Foi nesse momento também, de construção social da mulher transexual que eu era, que apareceu um ex-aluno meu, que havia tido aulas de canto comigo há uns anos atrás. Ele era muito talentoso, mas estava sem dinheiro naquela época, e eu diante do seu talento, logo lhe ofereci uma bolsa de aula. Anos depois, exatamente no momento mais importante de toda minha vida, pois eu precisava me construir novamente aos vintes e sete anos, profissionalmente, emocionalmente, psicologicamente e socialmente, eu não sabia direito para onde ir ou o que fazer, ele reapareceu na escola onde eu trabalhava, e me propôs abrirmos uma escola de música, e assim nasceu o Espaço Musical Yamê Aram, localizado num dos Bairros mais charmosos de Belo Horizonte, especializado em canto, onde eu também fui professora até o dia dezoito de dezembro de 2015, função que exerço com maestria devido às técnicas que aprendi com minha grande mestra, Norma Silvestre. Hoje quem assumiu minha cadeira de professora de canto na minha escola de música, foi uma ex-aluna minha. Eu mudei pra Arraial d'Ajuda na Bahia. Estou morando num verdadeiro paraíso. Quero me dedicar mais a escrever, ao meu blog, terminar um livro que vai se chamar "COMO A SELVA", transformar o meu corpo em como eu sou em minha mente, e fazer a cirurgia de readequação sexual, a mudança de sexo, dar continuidade ao processo de retificação do meu nome, que foi aceito e atestado pela Defensoria Pública de Minas Gerais, a qual também me deu o laudo psicológico que atesta minha transexualidade e a necessidade do tratamento médico para o processo de transexualização que preciso passar. Mas esse tratamento ainda é muito difícil de transexuais e travestis terem acesso. Até hoje eu não consegui esse tratamento pelo SUS. Como não tenho coragem para me alto hormonizar, fico sofrendocom um corpo que não é meu.

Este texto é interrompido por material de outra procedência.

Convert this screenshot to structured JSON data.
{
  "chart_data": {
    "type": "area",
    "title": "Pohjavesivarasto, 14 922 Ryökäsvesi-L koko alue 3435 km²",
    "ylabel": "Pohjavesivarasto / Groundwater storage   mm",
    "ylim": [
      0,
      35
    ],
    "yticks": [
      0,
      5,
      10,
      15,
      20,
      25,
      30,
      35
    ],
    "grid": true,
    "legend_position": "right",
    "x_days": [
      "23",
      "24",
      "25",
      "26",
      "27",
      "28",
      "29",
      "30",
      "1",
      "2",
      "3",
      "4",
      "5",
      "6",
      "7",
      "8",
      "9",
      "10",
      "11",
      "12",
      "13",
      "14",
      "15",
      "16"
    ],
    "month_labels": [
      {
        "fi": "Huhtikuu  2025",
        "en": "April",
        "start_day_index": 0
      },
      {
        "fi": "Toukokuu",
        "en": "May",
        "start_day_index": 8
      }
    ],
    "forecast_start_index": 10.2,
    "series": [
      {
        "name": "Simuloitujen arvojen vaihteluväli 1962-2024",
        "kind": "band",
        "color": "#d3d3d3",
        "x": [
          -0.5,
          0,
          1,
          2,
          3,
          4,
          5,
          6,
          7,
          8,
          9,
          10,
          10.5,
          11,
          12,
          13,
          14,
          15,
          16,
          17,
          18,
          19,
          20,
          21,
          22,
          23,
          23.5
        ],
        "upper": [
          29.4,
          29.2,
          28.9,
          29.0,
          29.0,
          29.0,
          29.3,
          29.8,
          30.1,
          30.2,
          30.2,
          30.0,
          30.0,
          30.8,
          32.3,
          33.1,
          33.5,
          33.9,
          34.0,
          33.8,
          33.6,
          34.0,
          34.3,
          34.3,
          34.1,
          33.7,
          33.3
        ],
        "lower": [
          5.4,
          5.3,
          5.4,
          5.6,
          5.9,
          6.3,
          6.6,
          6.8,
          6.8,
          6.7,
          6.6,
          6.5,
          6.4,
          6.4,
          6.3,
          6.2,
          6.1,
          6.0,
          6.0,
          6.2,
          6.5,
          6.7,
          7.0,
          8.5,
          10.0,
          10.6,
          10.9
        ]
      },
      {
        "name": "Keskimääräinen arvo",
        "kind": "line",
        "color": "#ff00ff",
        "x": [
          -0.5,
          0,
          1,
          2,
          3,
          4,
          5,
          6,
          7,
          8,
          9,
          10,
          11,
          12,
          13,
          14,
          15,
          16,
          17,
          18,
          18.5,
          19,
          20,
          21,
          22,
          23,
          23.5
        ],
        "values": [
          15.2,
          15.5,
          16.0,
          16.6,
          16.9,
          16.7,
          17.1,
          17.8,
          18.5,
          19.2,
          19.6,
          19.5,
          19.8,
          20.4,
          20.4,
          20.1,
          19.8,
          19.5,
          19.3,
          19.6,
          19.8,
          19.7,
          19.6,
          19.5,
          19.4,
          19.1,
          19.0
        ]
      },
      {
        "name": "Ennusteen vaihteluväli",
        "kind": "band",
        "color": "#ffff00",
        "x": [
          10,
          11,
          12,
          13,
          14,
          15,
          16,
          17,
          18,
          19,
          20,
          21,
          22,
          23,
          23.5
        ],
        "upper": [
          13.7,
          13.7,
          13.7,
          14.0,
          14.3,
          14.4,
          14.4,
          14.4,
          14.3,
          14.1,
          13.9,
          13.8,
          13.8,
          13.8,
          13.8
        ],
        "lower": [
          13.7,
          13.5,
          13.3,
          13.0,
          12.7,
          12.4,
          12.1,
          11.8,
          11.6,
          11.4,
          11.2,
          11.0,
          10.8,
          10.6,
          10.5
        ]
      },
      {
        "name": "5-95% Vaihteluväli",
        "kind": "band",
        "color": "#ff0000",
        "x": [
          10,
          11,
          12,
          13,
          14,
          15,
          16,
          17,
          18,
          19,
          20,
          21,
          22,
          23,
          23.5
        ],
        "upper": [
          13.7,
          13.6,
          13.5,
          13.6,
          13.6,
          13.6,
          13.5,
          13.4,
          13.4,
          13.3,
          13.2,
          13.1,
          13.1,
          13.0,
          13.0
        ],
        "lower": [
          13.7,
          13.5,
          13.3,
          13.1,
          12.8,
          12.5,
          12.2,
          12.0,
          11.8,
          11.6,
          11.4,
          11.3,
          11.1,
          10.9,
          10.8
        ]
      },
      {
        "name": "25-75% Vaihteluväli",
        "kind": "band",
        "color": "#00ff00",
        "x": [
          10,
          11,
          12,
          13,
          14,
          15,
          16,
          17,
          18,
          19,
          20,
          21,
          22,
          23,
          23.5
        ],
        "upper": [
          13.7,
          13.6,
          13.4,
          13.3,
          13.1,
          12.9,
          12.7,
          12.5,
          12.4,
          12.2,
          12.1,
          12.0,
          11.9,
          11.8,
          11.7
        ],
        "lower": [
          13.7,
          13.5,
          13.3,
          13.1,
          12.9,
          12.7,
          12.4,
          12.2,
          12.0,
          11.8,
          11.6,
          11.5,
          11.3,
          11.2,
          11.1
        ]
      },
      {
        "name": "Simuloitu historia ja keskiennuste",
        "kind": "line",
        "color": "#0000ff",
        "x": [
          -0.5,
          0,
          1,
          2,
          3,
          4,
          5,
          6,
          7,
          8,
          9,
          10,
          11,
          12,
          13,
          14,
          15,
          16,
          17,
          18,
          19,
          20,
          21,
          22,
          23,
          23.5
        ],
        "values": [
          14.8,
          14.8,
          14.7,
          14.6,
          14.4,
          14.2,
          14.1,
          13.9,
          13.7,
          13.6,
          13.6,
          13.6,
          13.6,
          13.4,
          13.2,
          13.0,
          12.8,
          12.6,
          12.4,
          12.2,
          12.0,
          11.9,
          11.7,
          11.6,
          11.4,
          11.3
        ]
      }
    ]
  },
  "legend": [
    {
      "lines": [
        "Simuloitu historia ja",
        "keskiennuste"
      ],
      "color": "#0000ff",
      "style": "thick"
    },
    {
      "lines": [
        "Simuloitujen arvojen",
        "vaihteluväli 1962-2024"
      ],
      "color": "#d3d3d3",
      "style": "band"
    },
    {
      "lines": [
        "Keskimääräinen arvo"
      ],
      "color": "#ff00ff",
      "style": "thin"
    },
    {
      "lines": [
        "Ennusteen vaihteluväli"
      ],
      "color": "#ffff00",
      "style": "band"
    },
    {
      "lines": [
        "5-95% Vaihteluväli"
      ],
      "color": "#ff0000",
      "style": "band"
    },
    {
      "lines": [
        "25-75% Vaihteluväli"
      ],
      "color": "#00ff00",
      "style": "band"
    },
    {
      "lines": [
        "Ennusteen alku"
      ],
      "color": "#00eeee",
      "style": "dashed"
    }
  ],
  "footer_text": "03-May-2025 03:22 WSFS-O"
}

O curumim chamado Dener nascido em Parintins, que arrancou mandioca, que remou três horas pra ir três horas pra voltar, todo santo dia, pra poder estudar, numa escola chamada 15 DE NOVEMBRO no interior de Barreirinha, um município do Estado do Amazonas -e olha que o Dener morava perto, agora tinha outros, tadinhos! Que remavam oito horas por dia pra estudar. Não lembro de nenhum deles reclamando de cansaço! - sabia que sua única chance de sair daquela realidade cabocla, onde, com certeza, ele não sobreviveria, era a sua inteligencia. Esta lhe ajudaria correr mundo e conquistar seu sonho. Seu futuro não era no Amazonas. Não foi no Rio de janeiro. Não aconteceu em Brasília. Mas o encontrou em Minas Gerais, por isso, meu presente está na Bahia. O curumim chamado Dener existirá em minhas histórias agora. Seu passado não faz parte mais de mim. Ele morreu na transição da minha transexualidade. Não o nego. Mas também não o vejo mais em minhas lembranças. O reflexo da mulher no espelho está tomando todas as minhas memórias, e se apropiando delas. Quanto mais eu me conheceço como mulher transexual, mais a imagem do curumim chamado Dener deparece e a imagem daquela mulher torna-se realidade imanente do meu ser.


Minha história de vida mostra que podemos contruir nosso futuro. Que somos muito mais do que somente um fruto de uma sociedade. Que todas as dificuldades podem ser transformadas em grandiosas vitórias. Que um homem pode virar mulher. Que um curumim pode virar uma cuiantãe. Que uma transexual pode ser uma empresária de sucesso. Que todos temos direito à uma vida justa. Meu nome é Yamê Aram, sou uma mulher transexual de 35 anos. Hoje estou construindo minha família junto com amigos. Uma família que nós decidimos construir segundo o respeito, a amazidade, a lealdade e o amor. Acredito que isso será a família do futuro.





Depoimento de Yamê Aram concedido a Leandro Casimiro para a Love & Pop.